At the University of Notre Dame, all first‐year engineering students enroll in a two‐semester course sequence that fosters the development of both “hard” and “soft” engineering skills through a series of projects and studio‐based, hands‐on activities. Throughout the course, one of the central ideas is how engineers build and use models to predict the behavior of systems and to support design decisions. After a series of heavily scaffolded activities to develop basic skills, students work in teams to build a system of their own choosing—ranging from projectile launchers to casino tables to mockups of nanoparticle systems—along with a MATLAB model of their system complete with a graphical user interface. By adjusting the inputs to their models via sliders and buttons, students show how the predictions of their models compare with their observations in the real world. This webinar presents the faculty’s experiences with these projects, including their approaches to teaching MATLAB and GUIDE and managing projects in a class of 400–450 students.

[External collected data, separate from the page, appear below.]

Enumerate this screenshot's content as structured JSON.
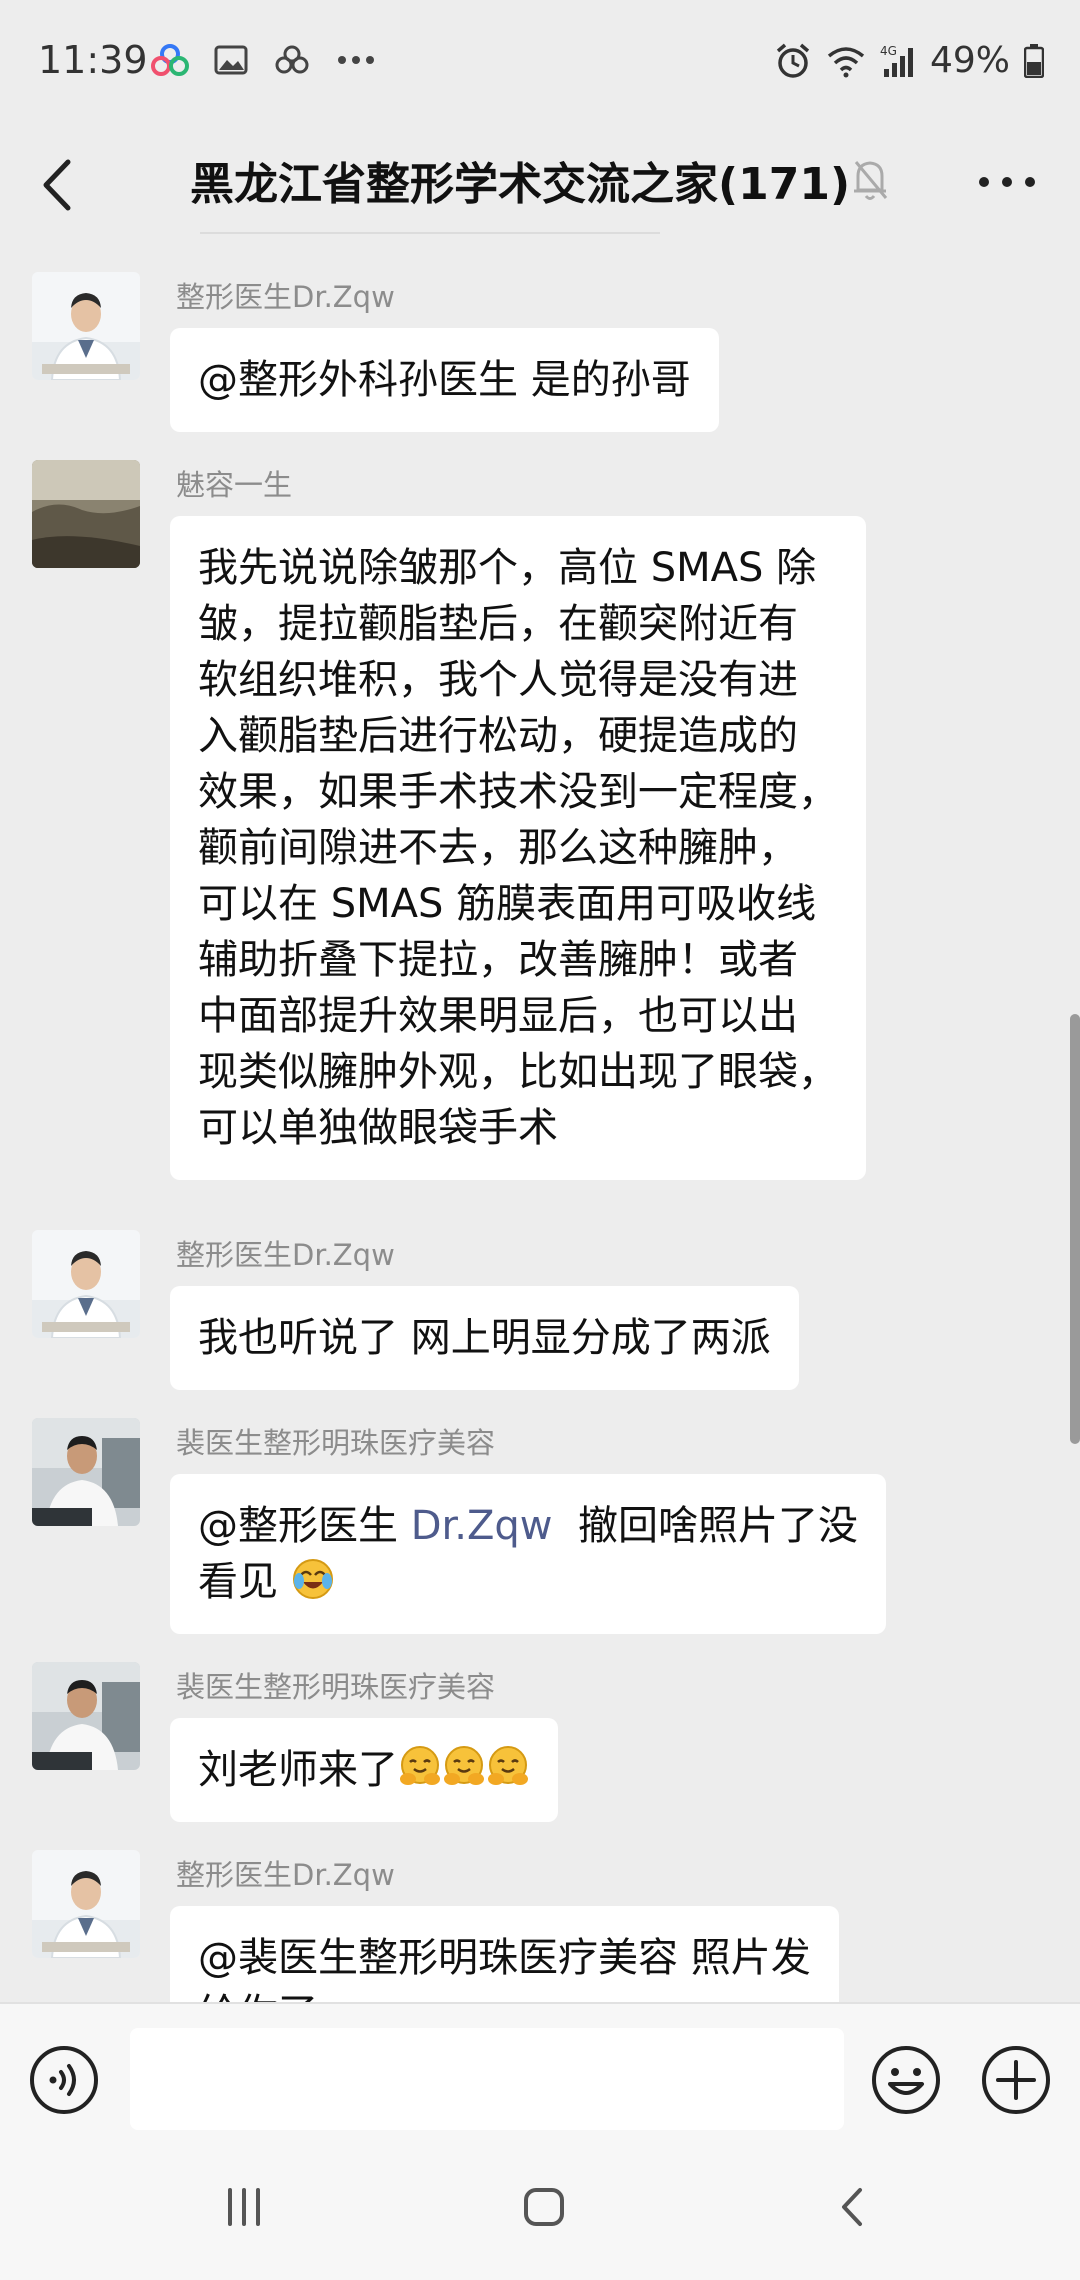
{
  "status_bar": {
    "time": "11:39",
    "battery": "49%",
    "left_icons": [
      "multi-circle-icon",
      "image-icon",
      "link-icon",
      "more-dots-icon"
    ],
    "right_icons": [
      "alarm-icon",
      "wifi-icon",
      "4g-signal-icon",
      "battery-icon"
    ]
  },
  "header": {
    "title": "黑龙江省整形学术交流之家(171)",
    "mute_icon": "bell-off-icon",
    "more_icon": "more-icon"
  },
  "messages": [
    {
      "sender": "整形医生Dr.Zqw",
      "lines": [
        "@整形外科孙医生  是的孙哥"
      ]
    },
    {
      "sender": "魅容一生",
      "lines": [
        "我先说说除皱那个，高位 SMAS 除",
        "皱，提拉颧脂垫后，在颧突附近有",
        "软组织堆积，我个人觉得是没有进",
        "入颧脂垫后进行松动，硬提造成的",
        "效果，如果手术技术没到一定程度，",
        "颧前间隙进不去，那么这种臃肿，",
        "可以在 SMAS 筋膜表面用可吸收线",
        "辅助折叠下提拉，改善臃肿！或者",
        "中面部提升效果明显后，也可以出",
        "现类似臃肿外观，比如出现了眼袋，",
        "可以单独做眼袋手术"
      ]
    },
    {
      "sender": "整形医生Dr.Zqw",
      "lines": [
        "我也听说了 网上明显分成了两派"
      ]
    },
    {
      "sender": "裴医生整形明珠医疗美容",
      "line1_prefix": "@整形医生 ",
      "line1_mention": "Dr.Zqw",
      "line1_suffix": "  撤回啥照片了没",
      "line2": "看见"
    },
    {
      "sender": "裴医生整形明珠医疗美容",
      "text": "刘老师来了"
    },
    {
      "sender": "整形医生Dr.Zqw",
      "lines": [
        "@裴医生整形明珠医疗美容  照片发",
        "给你了"
      ]
    }
  ],
  "input_bar": {
    "voice_icon": "voice-icon",
    "emoji_icon": "smiley-icon",
    "plus_icon": "plus-icon",
    "placeholder": ""
  },
  "system_nav": {
    "recents_icon": "recents-icon",
    "home_icon": "home-icon",
    "back_icon": "back-icon"
  }
}
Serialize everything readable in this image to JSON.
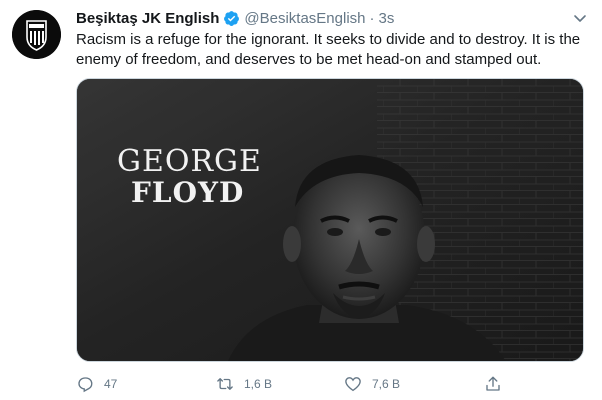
{
  "colors": {
    "text": "#14171a",
    "secondary": "#657786",
    "verified": "#1da1f2",
    "border": "#ccd6dd"
  },
  "tweet": {
    "author": {
      "display_name": "Beşiktaş JK English",
      "handle": "@BesiktasEnglish",
      "separator": "·",
      "time": "3s",
      "avatar_icon": "besiktas-crest-icon",
      "verified_icon": "verified-badge-icon"
    },
    "text": "Racism is a refuge for the ignorant. It seeks to divide and to destroy. It is the enemy of freedom, and deserves to be met head-on and stamped out.",
    "media": {
      "overlay_first": "GEORGE",
      "overlay_last": "FLOYD"
    },
    "actions": {
      "reply": {
        "icon": "reply-icon",
        "count": "47"
      },
      "retweet": {
        "icon": "retweet-icon",
        "count": "1,6 B"
      },
      "like": {
        "icon": "heart-icon",
        "count": "7,6 B"
      },
      "share": {
        "icon": "share-icon"
      }
    },
    "menu_icon": "chevron-down-icon"
  }
}
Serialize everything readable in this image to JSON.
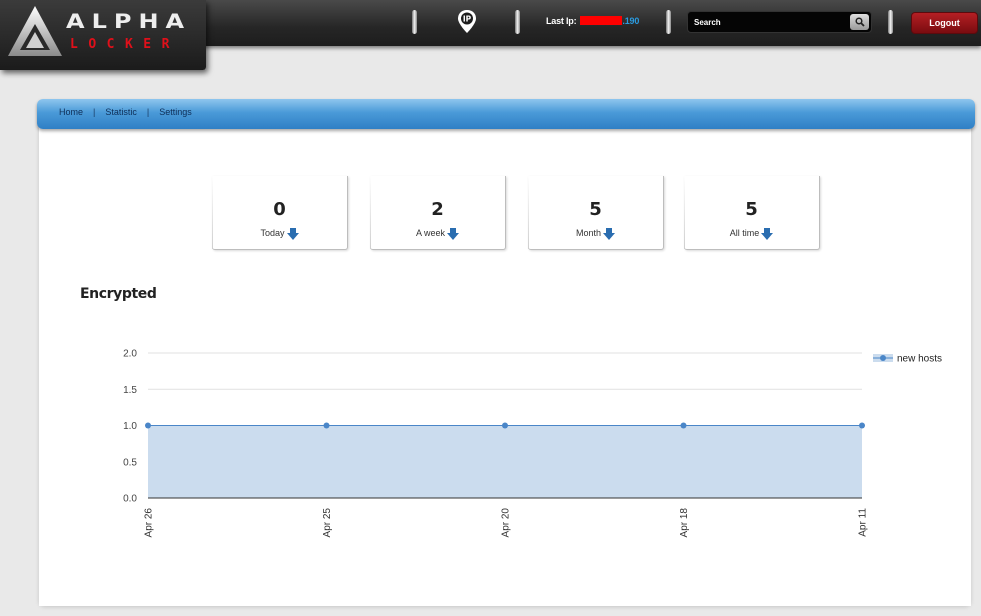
{
  "app": {
    "logo_word": "ALPHA",
    "logo_sub": "LOCKER"
  },
  "topbar": {
    "ip_icon_label": "IP",
    "last_ip_label": "Last Ip:",
    "last_ip_value": ".190",
    "search_placeholder": "Search",
    "logout_label": "Logout"
  },
  "nav": {
    "items": [
      {
        "label": "Home"
      },
      {
        "label": "Statistic"
      },
      {
        "label": "Settings"
      }
    ],
    "separator": "|"
  },
  "stats": [
    {
      "value": "0",
      "label": "Today"
    },
    {
      "value": "2",
      "label": "A week"
    },
    {
      "value": "5",
      "label": "Month"
    },
    {
      "value": "5",
      "label": "All time"
    }
  ],
  "section_title": "Encrypted",
  "colors": {
    "accent": "#2f7fc5",
    "logout": "#9e1519",
    "series_fill": "#cbdcee",
    "series_line": "#4a86c8",
    "redaction": "#ff0000"
  },
  "chart_data": {
    "type": "area",
    "categories": [
      "Apr 26",
      "Apr 25",
      "Apr 20",
      "Apr 18",
      "Apr 11"
    ],
    "series": [
      {
        "name": "new hosts",
        "values": [
          1,
          1,
          1,
          1,
          1
        ]
      }
    ],
    "y_ticks": [
      "0.0",
      "0.5",
      "1.0",
      "1.5",
      "2.0"
    ],
    "ylim": [
      0,
      2
    ],
    "grid": true,
    "legend_position": "right"
  }
}
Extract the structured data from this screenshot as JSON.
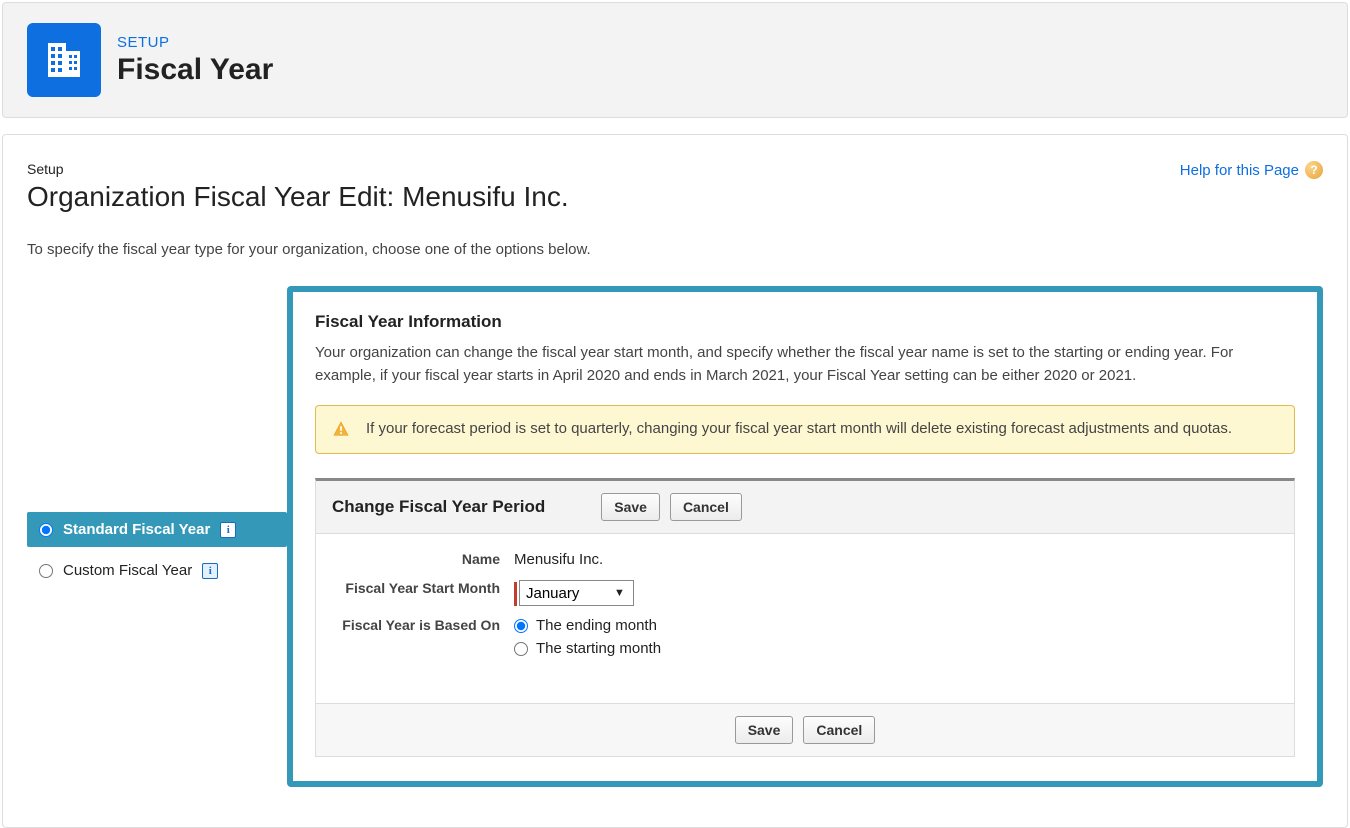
{
  "banner": {
    "eyebrow": "SETUP",
    "title": "Fiscal Year"
  },
  "header": {
    "crumb": "Setup",
    "title": "Organization Fiscal Year Edit: Menusifu Inc.",
    "helpLabel": "Help for this Page"
  },
  "intro": "To specify the fiscal year type for your organization, choose one of the options below.",
  "sidebar": {
    "standard": "Standard Fiscal Year",
    "custom": "Custom Fiscal Year"
  },
  "panel": {
    "title": "Fiscal Year Information",
    "desc": "Your organization can change the fiscal year start month, and specify whether the fiscal year name is set to the starting or ending year. For example, if your fiscal year starts in April 2020 and ends in March 2021, your Fiscal Year setting can be either 2020 or 2021.",
    "warning": "If your forecast period is set to quarterly, changing your fiscal year start month will delete existing forecast adjustments and quotas."
  },
  "form": {
    "sectionTitle": "Change Fiscal Year Period",
    "saveLabel": "Save",
    "cancelLabel": "Cancel",
    "nameLabel": "Name",
    "nameValue": "Menusifu Inc.",
    "startMonthLabel": "Fiscal Year Start Month",
    "startMonthValue": "January",
    "basedOnLabel": "Fiscal Year is Based On",
    "endingOption": "The ending month",
    "startingOption": "The starting month"
  }
}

About the Presenter: Dr. Jay Brockman joined the Department of Computer Science and Engineering at the University of Notre Dame in 1992 and is currently Associate Dean of Engineering for Educational Programs. His current research interests include computer architecture, hardware acceleration of parallel algorithms, and engineering education, especially the transition from high school to college. From 2003 through 2006, he was a visiting faculty associate at the Center for Advanced Computing Research at Caltech. Before moving into academia, he spent four years at Intel Corporation, focusing on testing and yield enhancement of nonvolatile memory products.
Brockman received his Ph.D. in electrical and computer engineering from Carnegie Mellon University. He is the author of the MATLAB based textbook Introduction to Engineering: Modeling and Problem Solving.